Modular fume treatment systems are available to fit nearly anywhere in a plant.
For confined spaces, several manufacturers, including Great Lakes Air Systems, Lincoln Electric, and Torit, offer cabinet-sized units that can be rolled next to a work area and operate off of a standard 120V power outlet.
A flexible duct extends from the body of the unit, allowing exact placement of the fume intake close to a weld operation.
Fire suppression is a crucial factor when choosing any fume venting equipment that is to be used around a welding process. Users have to ensure that the extraction opening is not close to the actual welding point so that sparks have a chance of extinguishing before entry and that intake hoods and ducting can withstand a barrage of hot metal sparks.
Additionally, collection units currently on the market include internal systems that incorporate spark arrestors, baffles, changes in air velocity, or other mechanical means to extinguish sparks and prevent accumulated dust from igniting.

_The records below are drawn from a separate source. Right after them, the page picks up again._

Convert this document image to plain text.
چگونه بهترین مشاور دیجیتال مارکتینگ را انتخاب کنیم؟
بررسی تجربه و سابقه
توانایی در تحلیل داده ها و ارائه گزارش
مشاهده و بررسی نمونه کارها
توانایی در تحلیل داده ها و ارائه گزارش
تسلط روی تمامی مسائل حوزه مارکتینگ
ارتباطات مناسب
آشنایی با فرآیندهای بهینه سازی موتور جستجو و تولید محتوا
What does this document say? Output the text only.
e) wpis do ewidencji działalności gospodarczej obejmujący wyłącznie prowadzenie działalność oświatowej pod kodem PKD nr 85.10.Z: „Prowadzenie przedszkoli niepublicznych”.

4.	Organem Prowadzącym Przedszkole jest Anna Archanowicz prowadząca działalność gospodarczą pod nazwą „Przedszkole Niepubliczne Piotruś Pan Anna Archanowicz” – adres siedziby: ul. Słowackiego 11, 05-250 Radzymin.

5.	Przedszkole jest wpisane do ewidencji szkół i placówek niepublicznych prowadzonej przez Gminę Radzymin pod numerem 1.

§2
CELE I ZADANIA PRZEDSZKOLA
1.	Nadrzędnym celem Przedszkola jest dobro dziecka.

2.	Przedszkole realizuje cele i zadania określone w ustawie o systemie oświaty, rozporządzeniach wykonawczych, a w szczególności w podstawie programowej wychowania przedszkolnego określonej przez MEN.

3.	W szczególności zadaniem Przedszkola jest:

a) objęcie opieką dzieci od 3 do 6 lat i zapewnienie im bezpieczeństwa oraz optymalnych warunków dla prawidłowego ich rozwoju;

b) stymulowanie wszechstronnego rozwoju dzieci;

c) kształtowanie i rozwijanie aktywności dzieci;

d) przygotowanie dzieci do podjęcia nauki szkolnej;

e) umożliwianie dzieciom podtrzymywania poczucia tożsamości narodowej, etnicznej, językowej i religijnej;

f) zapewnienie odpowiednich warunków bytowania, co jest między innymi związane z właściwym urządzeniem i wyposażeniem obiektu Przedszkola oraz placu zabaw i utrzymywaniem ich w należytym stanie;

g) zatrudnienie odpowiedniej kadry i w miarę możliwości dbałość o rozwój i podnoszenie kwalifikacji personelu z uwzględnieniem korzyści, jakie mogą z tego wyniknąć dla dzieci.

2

Filtration varies from manufacturer to manufacturer, both in filter media and the method incoming air is passed through the filter. Selection will depend on the amount of use the system is expected to receive, ease of maintenance of the filter and, if there are space constraints, how the filter affects the size of the collection unit.
Many units offer automatic filter cleaning systems that extend the life of the filter while reducing the frequency of unit maintenance. Fume removal systems are available and designed specifically for robotic welding stations.
Such equipment may include a surrounding curtain to enhance the efficiency of the fume collection within the weld cell, while control of the exhaust motor can be delegated to the robot’s computer so that activation and shut-off are tied to the weld cycle.
Alternatively, several robot cells can be ducted to a single collector appropriately designed for the intended volume of air.
Work with an HVAC Specialist
When considering fume control for a shop, a plant air specialist will help determine air volumes, unique work area requirements, and any other factors that will affect system selection.
It can be a serious mistake to treat plant air filtration systems as an afterthought. When you take that approach, you leave gaps. Or, maybe you use multiple contractors, and everything doesn’t come together as you had planned, so they end up blaming one another about whose fault it is while you tear your hair out. The real shame is that a specialist can put it all together for you in a turnkey package.
Generally, employee morale improves after the company installs an improved fume control system. Accordingly, production quality and output are improved, a benefit achieved without blowing any smoke.
It doesn’t matter if you run a small shop or a big production line; an air filtering system is necessary to prevent health issues and improve productivity. A small shop doesn’t have to invest much. Welding fume solutions are generally inexpensive nowadays.
But, if you run a bigger welding operation with multiple operators and your company welds coated metals like galvanized steel, you must provide a well-designed system to protect the health of your welding operators.